Many facets of the motif search problem have been identified in the literature. One of them is (ℓ, d)-motif search (or Planted Motif Search (PMS)). The PMS problem has been well investigated and shown to be NP-hard. Any algorithm for PMS that always finds all the (ℓ, d)-motifs on a given input set is called an exact algorithm. In this paper we focus on exact algorithms only. All the known exact algorithms for PMS take exponential time in some of the underlying parameters in the worst case scenario. But it does not mean that we cannot design exact algorithms for solving practical instances within a reasonable amount of time. In this paper, we propose a fast algorithm that can solve the well-known challenging instances of PMS: (21, 8) and (23, 9). No prior exact algorithm could solve these instances.
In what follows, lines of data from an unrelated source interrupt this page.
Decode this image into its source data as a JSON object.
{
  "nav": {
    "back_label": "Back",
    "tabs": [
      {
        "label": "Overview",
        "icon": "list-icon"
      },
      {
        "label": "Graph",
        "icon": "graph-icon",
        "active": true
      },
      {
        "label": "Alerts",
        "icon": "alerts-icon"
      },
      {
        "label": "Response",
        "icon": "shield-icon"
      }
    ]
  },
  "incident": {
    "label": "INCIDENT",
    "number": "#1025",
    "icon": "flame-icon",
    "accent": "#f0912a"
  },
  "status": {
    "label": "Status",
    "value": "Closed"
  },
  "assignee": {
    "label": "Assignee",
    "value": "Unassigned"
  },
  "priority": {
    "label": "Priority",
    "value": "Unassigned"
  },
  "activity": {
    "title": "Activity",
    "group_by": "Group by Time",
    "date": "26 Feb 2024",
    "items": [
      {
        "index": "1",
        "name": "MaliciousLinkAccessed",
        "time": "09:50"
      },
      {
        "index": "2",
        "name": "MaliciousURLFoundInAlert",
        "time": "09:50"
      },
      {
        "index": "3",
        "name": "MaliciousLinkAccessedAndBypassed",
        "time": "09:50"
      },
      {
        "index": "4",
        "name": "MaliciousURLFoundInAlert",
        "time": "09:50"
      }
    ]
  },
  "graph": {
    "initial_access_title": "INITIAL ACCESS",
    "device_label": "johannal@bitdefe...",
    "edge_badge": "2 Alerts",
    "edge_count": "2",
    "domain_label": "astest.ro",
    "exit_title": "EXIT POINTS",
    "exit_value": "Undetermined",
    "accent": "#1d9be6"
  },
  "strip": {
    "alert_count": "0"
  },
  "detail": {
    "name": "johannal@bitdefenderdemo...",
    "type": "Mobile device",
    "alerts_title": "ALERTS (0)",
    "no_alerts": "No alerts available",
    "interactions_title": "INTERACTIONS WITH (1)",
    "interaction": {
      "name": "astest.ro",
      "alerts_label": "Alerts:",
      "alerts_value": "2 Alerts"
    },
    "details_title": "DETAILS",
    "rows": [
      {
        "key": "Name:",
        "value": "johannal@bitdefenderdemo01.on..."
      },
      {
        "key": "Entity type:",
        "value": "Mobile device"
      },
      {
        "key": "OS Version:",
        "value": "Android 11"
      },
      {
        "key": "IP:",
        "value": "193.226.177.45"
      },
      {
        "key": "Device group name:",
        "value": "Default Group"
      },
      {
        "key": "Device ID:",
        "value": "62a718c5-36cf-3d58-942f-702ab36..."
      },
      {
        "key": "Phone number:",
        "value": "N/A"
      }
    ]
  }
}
In particular, our proposed algorithm takes about 10 hours on the challenging instance (21, 8) and about 54 hours on the challenging instance (23, 9). The algorithm has been run on a single 2.4GHz PC with 3GB RAM. The implementation of PMS5 is freely available on the web at http://www.pms.engr.uconn.edu/downloads/PMS5.zip webcite.
We present an efficient algorithm PMS5 that uses some novel ideas and combines them with well-known algorithm PMS1 and PMSPrune. PMS5 can tackle the large challenging instances (21, 8) and (23, 9). Therefore, we hope that PMS5 will help biologists discover longer motifs in the futures.